As soon as he was seated, Sam leaned forward with a groan. He was limp and shaking, and it was fairly easy for Dean to get him to lie back. Once he had him there, though, Dean didn’t feel relieved. He could feel heat radiating off his brother, and Sam was squirming around in obvious discomfort.
Dean let him go and Sam curled up in a ball on his side, his face tight with pain. “Sammy, hey, hey, look at me. What’s the matter?” Dean asked, kneeling beside the bed.
Sam was struggling and slightly incoherent, mumbling about not knowing what time it was or how long he’d been gone. His brother hadn’t been this sick when he left two hours earlier, and now Dean was alarmed.

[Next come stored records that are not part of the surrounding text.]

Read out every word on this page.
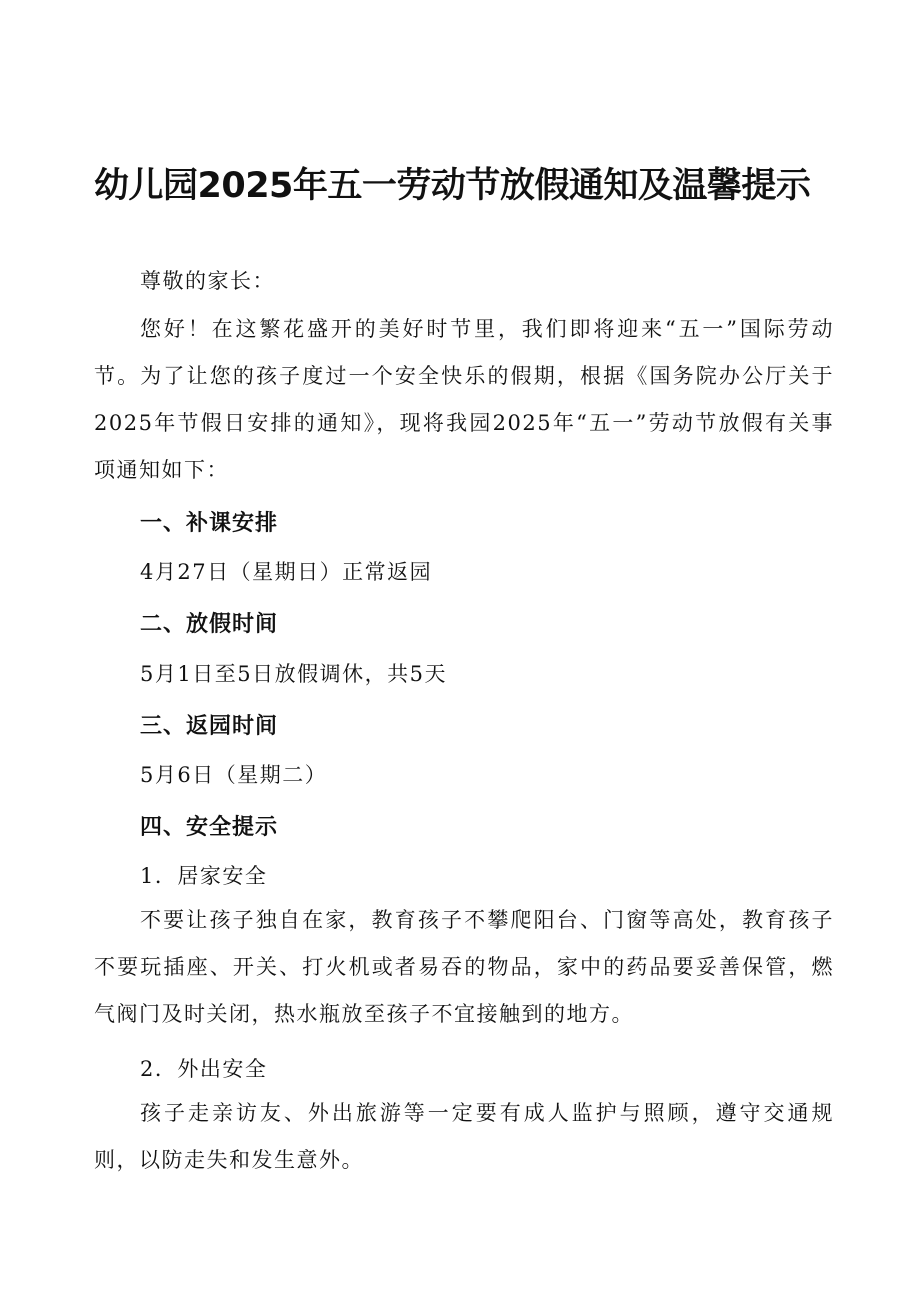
幼儿园2025年五一劳动节放假通知及温馨提示
尊敬的家长：
您好！在这繁花盛开的美好时节里，我们即将迎来“五一”国际劳动节。为了让您的孩子度过一个安全快乐的假期，根据《国务院办公厅关于2025年节假日安排的通知》，现将我园2025年“五一”劳动节放假有关事项通知如下：
一、补课安排
4月27日（星期日）正常返园
二、放假时间
5月1日至5日放假调休，共5天
三、返园时间
5月6日（星期二）
四、安全提示
1．居家安全
不要让孩子独自在家，教育孩子不攀爬阳台、门窗等高处，教育孩子不要玩插座、开关、打火机或者易吞的物品，家中的药品要妥善保管，燃气阀门及时关闭，热水瓶放至孩子不宜接触到的地方。
2．外出安全
孩子走亲访友、外出旅游等一定要有成人监护与照顾，遵守交通规则，以防走失和发生意外。
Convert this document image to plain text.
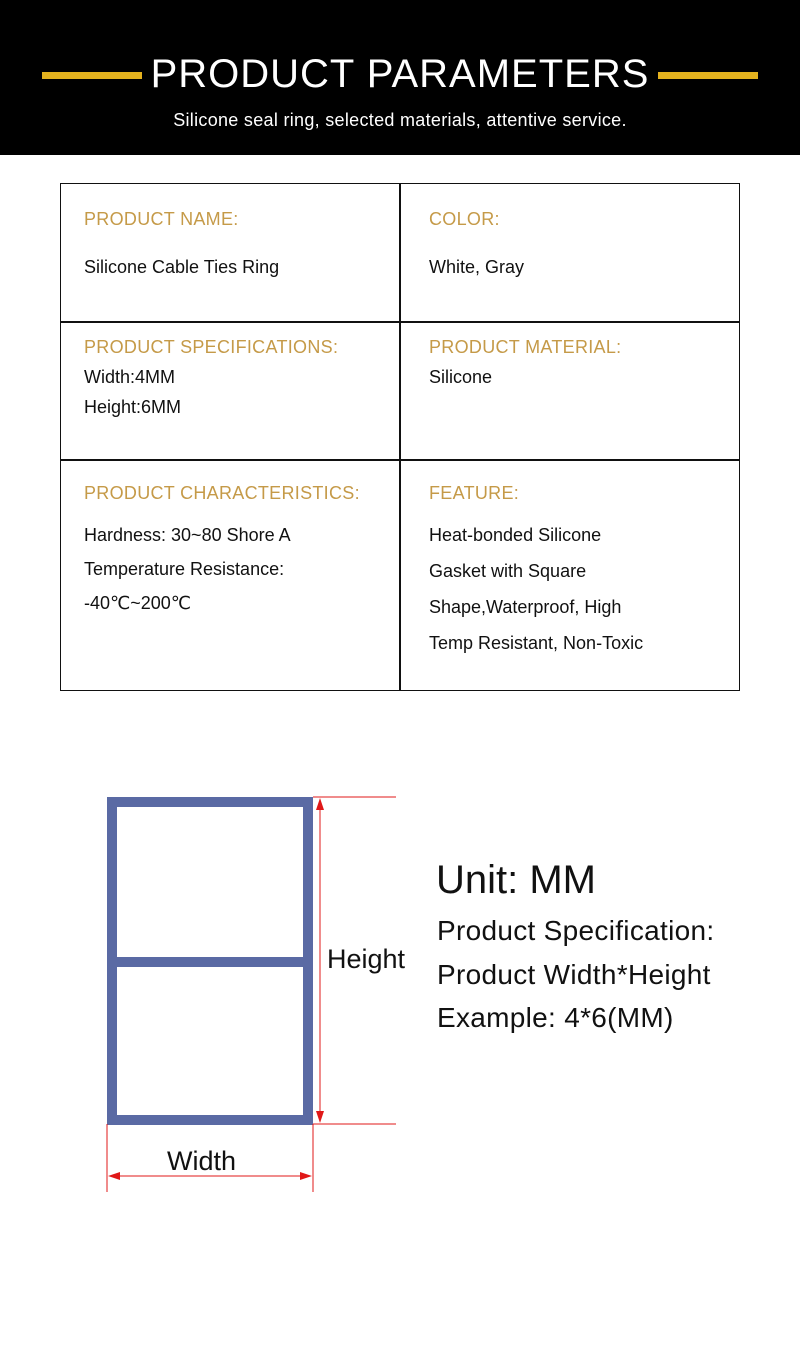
PRODUCT PARAMETERS
Silicone seal ring, selected materials, attentive service.
PRODUCT NAME:
Silicone Cable Ties Ring
COLOR:
White, Gray
PRODUCT SPECIFICATIONS:
Width:4MM
Height:6MM
PRODUCT MATERIAL:
Silicone
PRODUCT CHARACTERISTICS:
Hardness: 30~80 Shore A
Temperature Resistance:
-40℃~200℃
FEATURE:
Heat-bonded Silicone
Gasket with Square
Shape,Waterproof, High
Temp Resistant, Non-Toxic
Height
Width
Unit: MM
Product Specification:
Product Width*Height
Example: 4*6(MM)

He leaned forward to examine the pentagram on Sam’s right hand and his left knee banged into the wastebasket that he’d left behind. It rocked precariously on the old carpet and then tipped over, spilling the contents out.
Dean stared in horror at the dark red liquid that was seeping into the carpet.
“Sam. Sammy, what happened? Did you cut yourself?” Dean asked, letting go of Sam’s hand and frantically starting to check his brother over. There was a smear of blood on his left palm, but no cut, and Dean couldn’t see any other obvious injuries. “Sam!”
“N-no. Got sick.” Sam finally whimpered. “D-dean, there’s s-something w-wrong. It hurts.”
“Oh, God . . .” Dean murmured under his breath, his own stomach twisting at the realization that his brother had vomited blood. Blood.
Dean swallowed hard and reached out to brush Sam’s damp hair away from his face. “It’s okay, Sammy. I’m gonna fix this.”